Est-il judicieux que j'explique à un buveur de café les différences entre la qualité et l'intensité, en sachant pertinemment que cela crée aussi régulièrement de la confusion parmi les coffee professionals ?
Engageons-nous dans cette discussion sur l'intensité. L'affirmation « ce café est fort (ou faible) » n'est pas aussi unidimensionnelle qu'elle ne le paraît. On peut répondre « oui » ou « non » à cette affirmation et l'expliquer immédiatement, car : il y a au moins trois raisons pour lesquelles le café peut être fort/faible :
- Rapport entre le café et l'eau (recette)
- Agitation, temps, température, pression (méthode de préparation)

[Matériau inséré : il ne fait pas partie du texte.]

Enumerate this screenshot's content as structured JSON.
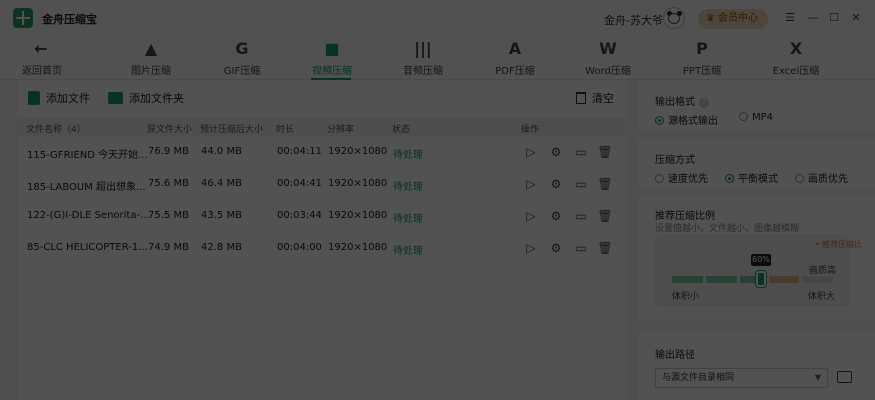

- Solubilité du café (torréfaction)
Nous avons déjà trois sujets (recette, méthode de préparation, torréfaction) comme base pour engager une conversation plus approfondie avec le consommateur sur la qualité.
Doux et amer
« Doux » et « amer » sont probablement les deuxièmes descriptions les plus fréquentes du café. Lors des formations en sensorique, je demande toujours aux participants ce qu'ils entendent par « doux ». Les réponses comme celle-ci sont courantes : « arômes fins, saveurs fines, rien de perturbateur, pas d'acidité, harmonieux. » À la question de savoir quel est le contraire de doux, la réponse la plus souvent donnée est : « amer ».
Comment gérons-nous cela ?
Nous avons quelques descriptions imprécises, mais aussi une paire de contraires utile : amer – doux.
Pour l'illustrer, nous faisons généralement un essai avec un café filtre A extraire de manière optimale (TDS environ 1,25, taux d'extraction environ 20 %), et un café filtre B surextrait (TDS environ 1,25, taux d'extraction environ 25 %). Jusqu'à présent, la plupart des participants trouvent le café A bon, « doux et harmonieux ». Le café B est en comparaison « amer », « déséquilibré » ou même « agressif ».
Si nous complétons notre axe Y par un axe X, nous obtenons le schéma simple suivant, que chacun peut comprendre et concevoir avec un peu d'explication :
Pour l'instant, nous ne sommes pas devenus trop techniques, nous n'avons décrit le café ni lexicalement (variété, origine, traitement) ni en termes de contenu (notes de saveur, corps, acidité, etc.). Et pourtant, nous avons pu transmettre plus d'informations – des informations qui incluent le buveur de café moyen plutôt que de l'exclure.
Nous n'avons pas besoin de réinventer la transmission sensorielle. Nous plaidons pour rencontrer les consommateurs avec la terminologie qu'ils utilisent, mais en la définissant plus précisément. Et soudain, « faible » et « fort » deviennent une affaire complexe.